More papers may be rejected because reviewers don’t know the prompts were inserted by conference organizers, he says. “Personally, I don’t think it’s a good idea to ban the use of AI,” Auer added. “Of course, we need to discuss how to use it.”

The NeurIPS committee will respond directly to reviewers who notice the hidden prompts, informing them not to penalize individual papers, the statement said.

Like Auer, Sarah AtitAn AI researcher at the University of Surrey said: transmitter She found the same prompts in all four papers she reviewed on NeurIPS. She says she also discovered this in a version of her own paper that NeurIPS organizers prepared before submitting it for peer review.

Atit called the hidden prompt an “inadequate mechanism” and argued that while it may filter out some problematic submissions, it doesn’t solve the larger problem with peer review. “We blame reviewers too much because they are a visible point of failure,” she says.

But Shah says the hidden prompt is “It is doable and achievable. ”Shah led similar efforts ICML 2026 will include a hidden prompt in all submitted papers.

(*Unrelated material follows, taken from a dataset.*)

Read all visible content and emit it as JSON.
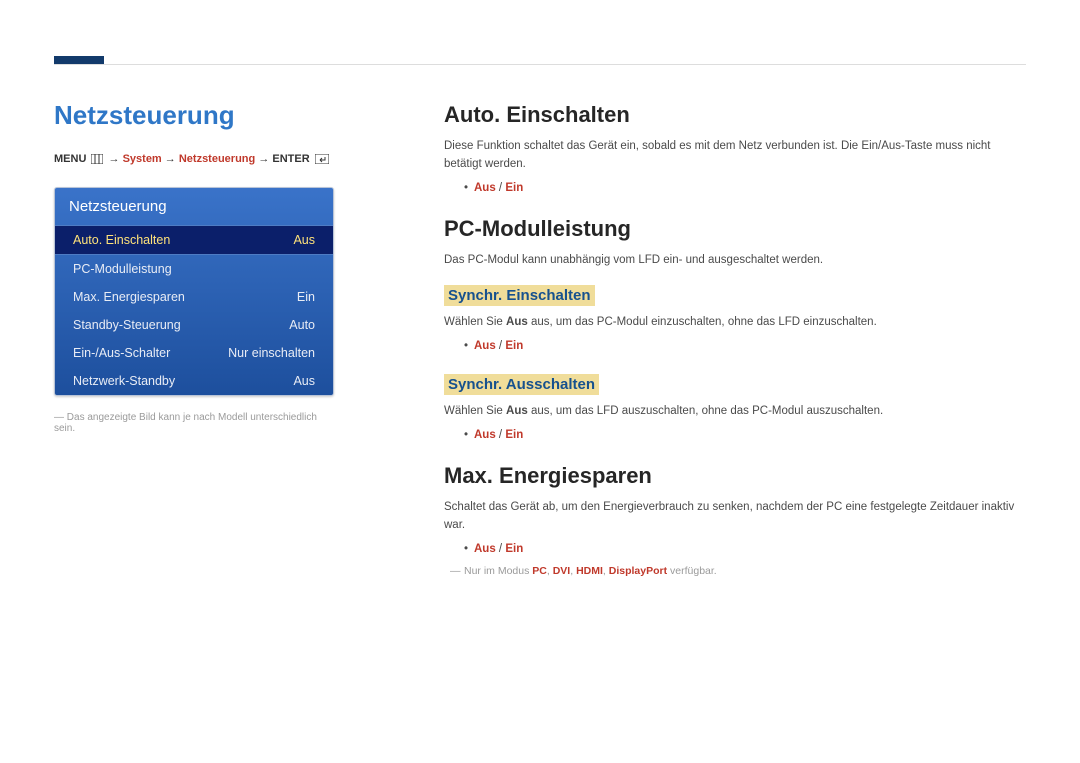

In doing so, Shah says he and his team have identified hundreds of auditors who used AI when they shouldn’t have, resulting in their reviews being rejected. ICML 2026 Fewer than 500 desk-rejected papers This represents approximately 2 percent of the total number of submissions received by the conference this year.

Researchers expressed “overwhelming support” for the strategy, Shah said, adding that they shared their methodology with the NeurIPS team. “I’ve been working on conference peer reviews for several years now, and I’ve rarely seen such strong support,” he says. “People were really tired of reviewers copying and pasting AI-generated reviews without any effort.”